Not long ago, these same people were called “Coronavirus” for their different physical attributes and were asked to go back to China. Since the outbreak of Covid-19, the people from the northeastern region (NER) have been the target of negative media reporting and political pronouncements, as well as hate speech on social media.
When people treat them as outsiders, we mostly see only people from the Northeast voicing their concerns, fighting for their rights, while the rest of the country remains oblivious.
Although new incidences continue to occur, racial discrimination against people from the NER by mainland Indians is nothing new. Recently, in a viral video, we see a YouTuber from Punjab calling Arunachal Pradesh’s MLA “Chinese“.
Even a year after the incident, the memory of a few people from NER being denied access to a Bangalore store is still fresh. They were denied entry purportedly because they looked “Chinese” and, therefore, carried the virus with them even though they were wearing masks and provided valid proof.
Every individual from the Northeastern states who moved to “mainland India” seeking better education and economic possibilities has been subjected to some form of racial discrimination.
A person walking past me just whispered into my ears, “corona ki mareez” (corona patient) and disappeared into the crowd. And this happened in March 2020, when the virus just started catching people’s attention in India.
A junior of mine was called “chinki” by another student from North India and was asked to go back to China while ordering food in the canteen in a reputed college of the University of Delhi.
The problem is that the culture and stories of the northeast have never been discussed and the region as a whole has not been explored properly yet. Unfortunately, even Bollywood has contributed to the problem by providing inaccurate information as there is no proper representation of northeastern people in the mainstream film industry.
In the film Mary Kom, Priyanka Chopra, a Punjabi actress, was cast to play the role of a Manipuri boxer. According to her make-up artist, her complexion was brightened, frickles were added and eyes were made to look smaller to get a “Manipuri look”.
In a recent interview, when Omung Kumar, the director of Mary Kom, was asked why he didn’t cast anyone from the northeast to play the role of Mary Kom, he answered that even though he looked for a lot of northeast actors for the role played by Priyanka Chopra and Darshan Kumar, no one “suited the role”.
While the film Axone tries to highlight the plight of people of NER in the capital Delhi, it too cast a Bengali actress to play the role of a Nepali actress (protagonist) and still has a long way to go to have a proper representation of northeast India.

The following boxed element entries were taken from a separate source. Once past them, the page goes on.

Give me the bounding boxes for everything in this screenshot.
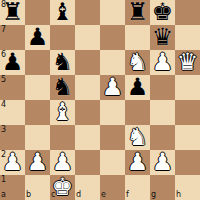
- square-e4[interactable]: [100, 100, 125, 125]
- square-f6[interactable]: ♞: [125, 50, 150, 75]
- piece-black-knight[interactable]: ♞: [52, 75, 74, 100]
- square-g2[interactable]: ♟: [150, 150, 175, 175]
- square-b7[interactable]: ♟: [25, 25, 50, 50]
- square-e1[interactable]: e: [100, 175, 125, 200]
- piece-white-pawn[interactable]: ♟: [152, 50, 174, 75]
- square-f2[interactable]: ♟: [125, 150, 150, 175]
- square-a3[interactable]: 3: [0, 125, 25, 150]
- piece-white-bishop[interactable]: ♝: [52, 100, 74, 125]
- square-a5[interactable]: 5: [0, 75, 25, 100]
- square-b6[interactable]: [25, 50, 50, 75]
- square-c1[interactable]: ♚c: [50, 175, 75, 200]
- piece-white-pawn[interactable]: ♟: [27, 150, 49, 175]
- square-h5[interactable]: [175, 75, 200, 100]
- piece-black-rook[interactable]: ♜: [127, 0, 149, 25]
- piece-white-pawn[interactable]: ♟: [2, 150, 24, 175]
- square-g8[interactable]: ♚: [150, 0, 175, 25]
- piece-black-knight[interactable]: ♞: [52, 50, 74, 75]
- square-c4[interactable]: ♝: [50, 100, 75, 125]
- square-c7[interactable]: [50, 25, 75, 50]
- square-h1[interactable]: h: [175, 175, 200, 200]
- square-b1[interactable]: b: [25, 175, 50, 200]
- piece-black-bishop[interactable]: ♝: [52, 0, 74, 25]
- file-label-d: d: [76, 191, 81, 199]
- square-g4[interactable]: [150, 100, 175, 125]
- square-d7[interactable]: [75, 25, 100, 50]
- piece-white-king[interactable]: ♚: [52, 175, 74, 200]
- square-g5[interactable]: [150, 75, 175, 100]
- piece-black-pawn[interactable]: ♟: [27, 25, 49, 50]
- square-f3[interactable]: ♞: [125, 125, 150, 150]
- piece-white-queen[interactable]: ♛: [177, 50, 199, 75]
- square-a7[interactable]: 7: [0, 25, 25, 50]
- rank-label-4: 4: [1, 101, 6, 109]
- square-c2[interactable]: ♟: [50, 150, 75, 175]
- square-c3[interactable]: [50, 125, 75, 150]
- square-b5[interactable]: [25, 75, 50, 100]
- square-f7[interactable]: [125, 25, 150, 50]
- piece-white-pawn[interactable]: ♟: [52, 150, 74, 175]
- square-e6[interactable]: [100, 50, 125, 75]
- square-d1[interactable]: d: [75, 175, 100, 200]
- square-d8[interactable]: [75, 0, 100, 25]
- rank-label-7: 7: [1, 26, 6, 34]
- square-h8[interactable]: [175, 0, 200, 25]
- square-e3[interactable]: [100, 125, 125, 150]
- rank-label-3: 3: [1, 126, 6, 134]
- chess-board: ♜8♝♜♚7♟♛♟6♞♞♟♛5♞♟♟4♝3♞♟2♟♟♟♟1ab♚cdefgh: [0, 0, 200, 200]
- square-h4[interactable]: [175, 100, 200, 125]
- square-h2[interactable]: [175, 150, 200, 175]
- piece-white-knight[interactable]: ♞: [127, 125, 149, 150]
- square-e5[interactable]: ♟: [100, 75, 125, 100]
- square-d2[interactable]: [75, 150, 100, 175]
- piece-black-rook[interactable]: ♜: [2, 0, 24, 25]
- piece-black-king[interactable]: ♚: [152, 0, 174, 25]
- square-a6[interactable]: ♟6: [0, 50, 25, 75]
- square-g6[interactable]: ♟: [150, 50, 175, 75]
- square-g1[interactable]: g: [150, 175, 175, 200]
- square-c6[interactable]: ♞: [50, 50, 75, 75]
- square-b4[interactable]: [25, 100, 50, 125]
- square-b2[interactable]: ♟: [25, 150, 50, 175]
- file-label-h: h: [176, 191, 181, 199]
- piece-white-knight[interactable]: ♞: [127, 50, 149, 75]
- square-d4[interactable]: [75, 100, 100, 125]
- square-h3[interactable]: [175, 125, 200, 150]
- square-g3[interactable]: [150, 125, 175, 150]
- square-a1[interactable]: 1a: [0, 175, 25, 200]
- square-e2[interactable]: [100, 150, 125, 175]
- file-label-a: a: [1, 191, 6, 199]
- file-label-g: g: [151, 191, 156, 199]
- square-h7[interactable]: [175, 25, 200, 50]
- square-h6[interactable]: ♛: [175, 50, 200, 75]
- square-g7[interactable]: ♛: [150, 25, 175, 50]
- square-e8[interactable]: [100, 0, 125, 25]
- square-e7[interactable]: [100, 25, 125, 50]
- file-label-b: b: [26, 191, 31, 199]
- square-f1[interactable]: f: [125, 175, 150, 200]
- piece-white-pawn[interactable]: ♟: [127, 150, 149, 175]
- square-d3[interactable]: [75, 125, 100, 150]
- piece-white-pawn[interactable]: ♟: [102, 75, 124, 100]
- square-a8[interactable]: ♜8: [0, 0, 25, 25]
- rank-label-5: 5: [1, 76, 6, 84]
- file-label-f: f: [126, 191, 129, 199]
- rank-label-1: 1: [1, 176, 6, 184]
- square-c8[interactable]: ♝: [50, 0, 75, 25]
- piece-white-pawn[interactable]: ♟: [152, 150, 174, 175]
- piece-black-queen[interactable]: ♛: [152, 25, 174, 50]
- square-f4[interactable]: [125, 100, 150, 125]
- square-d6[interactable]: [75, 50, 100, 75]
- square-a2[interactable]: ♟2: [0, 150, 25, 175]
- square-c5[interactable]: ♞: [50, 75, 75, 100]
- square-b8[interactable]: [25, 0, 50, 25]
- square-a4[interactable]: 4: [0, 100, 25, 125]
- square-f5[interactable]: ♟: [125, 75, 150, 100]
- file-label-e: e: [101, 191, 106, 199]
- square-b3[interactable]: [25, 125, 50, 150]
- piece-black-pawn[interactable]: ♟: [2, 50, 24, 75]
- piece-black-pawn[interactable]: ♟: [127, 75, 149, 100]
- square-f8[interactable]: ♜: [125, 0, 150, 25]
- square-d5[interactable]: [75, 75, 100, 100]
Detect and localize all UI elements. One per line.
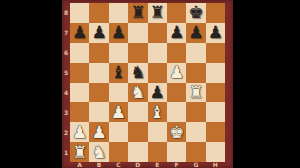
square-c6[interactable]: [109, 43, 128, 63]
square-d6[interactable]: [128, 43, 147, 63]
square-b7[interactable]: ♟: [89, 23, 108, 43]
square-f6[interactable]: [167, 43, 186, 63]
square-f8[interactable]: [167, 3, 186, 23]
square-e4[interactable]: ♟: [148, 83, 167, 103]
white-king-f2[interactable]: ♚: [169, 123, 184, 140]
letterbox-background: ♜♜♚♟♟♟♟♟♟♝♞♟♞♟♜♟♝♟♟♚♜♞ 87654321ABCDEFGH: [0, 0, 300, 168]
file-label-g: G: [186, 162, 205, 168]
rank-label-6: 6: [62, 43, 70, 63]
square-c3[interactable]: ♟: [109, 102, 128, 122]
rank-label-1: 1: [62, 142, 70, 162]
square-a4[interactable]: [70, 83, 89, 103]
square-h2[interactable]: [206, 122, 225, 142]
rank-label-5: 5: [62, 63, 70, 83]
square-f1[interactable]: [167, 142, 186, 162]
square-c1[interactable]: [109, 142, 128, 162]
black-pawn-f7[interactable]: ♟: [169, 24, 184, 41]
file-label-d: D: [128, 162, 147, 168]
white-bishop-e3[interactable]: ♝: [150, 103, 165, 120]
chess-board-frame: ♜♜♚♟♟♟♟♟♟♝♞♟♞♟♜♟♝♟♟♚♜♞ 87654321ABCDEFGH: [62, 0, 233, 168]
rank-label-2: 2: [62, 122, 70, 142]
square-g5[interactable]: [186, 63, 205, 83]
square-a6[interactable]: [70, 43, 89, 63]
square-h8[interactable]: [206, 3, 225, 23]
white-pawn-a2[interactable]: ♟: [72, 123, 87, 140]
square-h3[interactable]: [206, 102, 225, 122]
square-g1[interactable]: [186, 142, 205, 162]
square-h6[interactable]: [206, 43, 225, 63]
square-h7[interactable]: ♟: [206, 23, 225, 43]
square-g3[interactable]: [186, 102, 205, 122]
black-knight-d5[interactable]: ♞: [130, 64, 145, 81]
black-bishop-c5[interactable]: ♝: [111, 64, 126, 81]
square-b3[interactable]: [89, 102, 108, 122]
square-g4[interactable]: ♜: [186, 83, 205, 103]
black-rook-d8[interactable]: ♜: [130, 4, 145, 21]
square-f3[interactable]: [167, 102, 186, 122]
white-pawn-b2[interactable]: ♟: [91, 123, 106, 140]
square-e1[interactable]: [148, 142, 167, 162]
square-a5[interactable]: [70, 63, 89, 83]
rank-label-4: 4: [62, 83, 70, 103]
square-c4[interactable]: [109, 83, 128, 103]
square-h5[interactable]: [206, 63, 225, 83]
rank-label-7: 7: [62, 23, 70, 43]
square-e6[interactable]: [148, 43, 167, 63]
rank-label-8: 8: [62, 3, 70, 23]
black-pawn-b7[interactable]: ♟: [91, 24, 106, 41]
square-b1[interactable]: ♞: [89, 142, 108, 162]
square-e8[interactable]: ♜: [148, 3, 167, 23]
square-a1[interactable]: ♜: [70, 142, 89, 162]
file-label-a: A: [70, 162, 89, 168]
square-a8[interactable]: [70, 3, 89, 23]
square-c7[interactable]: ♟: [109, 23, 128, 43]
white-rook-a1[interactable]: ♜: [72, 143, 87, 160]
square-f5[interactable]: ♟: [167, 63, 186, 83]
white-pawn-f5[interactable]: ♟: [169, 64, 184, 81]
black-pawn-g7[interactable]: ♟: [188, 24, 203, 41]
square-c8[interactable]: [109, 3, 128, 23]
file-label-e: E: [148, 162, 167, 168]
black-rook-e8[interactable]: ♜: [150, 4, 165, 21]
black-king-g8[interactable]: ♚: [188, 4, 203, 21]
square-c2[interactable]: [109, 122, 128, 142]
white-pawn-c3[interactable]: ♟: [111, 103, 126, 120]
square-d1[interactable]: [128, 142, 147, 162]
square-f7[interactable]: ♟: [167, 23, 186, 43]
square-f4[interactable]: [167, 83, 186, 103]
square-a2[interactable]: ♟: [70, 122, 89, 142]
square-b8[interactable]: [89, 3, 108, 23]
file-label-b: B: [89, 162, 108, 168]
square-g2[interactable]: [186, 122, 205, 142]
square-a7[interactable]: ♟: [70, 23, 89, 43]
square-d7[interactable]: [128, 23, 147, 43]
square-b2[interactable]: ♟: [89, 122, 108, 142]
square-e7[interactable]: [148, 23, 167, 43]
square-d5[interactable]: ♞: [128, 63, 147, 83]
square-e2[interactable]: [148, 122, 167, 142]
square-a3[interactable]: [70, 102, 89, 122]
square-d4[interactable]: ♞: [128, 83, 147, 103]
file-label-f: F: [167, 162, 186, 168]
white-knight-b1[interactable]: ♞: [91, 143, 106, 160]
file-label-h: H: [206, 162, 225, 168]
chess-board: ♜♜♚♟♟♟♟♟♟♝♞♟♞♟♜♟♝♟♟♚♜♞: [70, 3, 225, 162]
square-e5[interactable]: [148, 63, 167, 83]
square-d3[interactable]: [128, 102, 147, 122]
white-rook-g4[interactable]: ♜: [188, 83, 203, 100]
square-g6[interactable]: [186, 43, 205, 63]
square-d2[interactable]: [128, 122, 147, 142]
black-pawn-a7[interactable]: ♟: [72, 24, 87, 41]
black-pawn-e4[interactable]: ♟: [150, 83, 165, 100]
square-g7[interactable]: ♟: [186, 23, 205, 43]
square-d8[interactable]: ♜: [128, 3, 147, 23]
square-g8[interactable]: ♚: [186, 3, 205, 23]
square-b5[interactable]: [89, 63, 108, 83]
square-b6[interactable]: [89, 43, 108, 63]
square-f2[interactable]: ♚: [167, 122, 186, 142]
square-e3[interactable]: ♝: [148, 102, 167, 122]
white-knight-d4[interactable]: ♞: [130, 83, 145, 100]
black-pawn-c7[interactable]: ♟: [111, 24, 126, 41]
square-h4[interactable]: [206, 83, 225, 103]
rank-label-3: 3: [62, 102, 70, 122]
square-c5[interactable]: ♝: [109, 63, 128, 83]
file-label-c: C: [109, 162, 128, 168]
black-pawn-h7[interactable]: ♟: [208, 24, 223, 41]
square-h1[interactable]: [206, 142, 225, 162]
square-b4[interactable]: [89, 83, 108, 103]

As a student of History at Delhi University, it was shocking and quite disappointing for me when in my three-year under-graduation program, I couldn’t find a single mention of the history of the people from the northeast. We study about the Mughals, Rajputs, Marathas, etc., but there was not even a single topic/paper on the history of Northeast India.
For instance, the history of the Ahom Kingdom, one of the longest-ruling dynasties of India that resisted Mughal invasion 17 times, or the history of the indigenous people was nowhere to be seen. If this is not taught or discussed nationally, how do we expect people to know about it?
Many still consider the northeast a land of jungles and often ask questions like, “why do you have such tiny eyes?”, “You all eat anything and everything, no?” or “Is there any airport?”. These stereotypical beliefs haven’t changed much since independence. People are still unaware and have misconceptions regarding this part of India.
When will this change, when will the people start recognising the people of the northeast, not as outsiders, but as their own, discuss about it, work towards its development, only when they win an Olympic medal?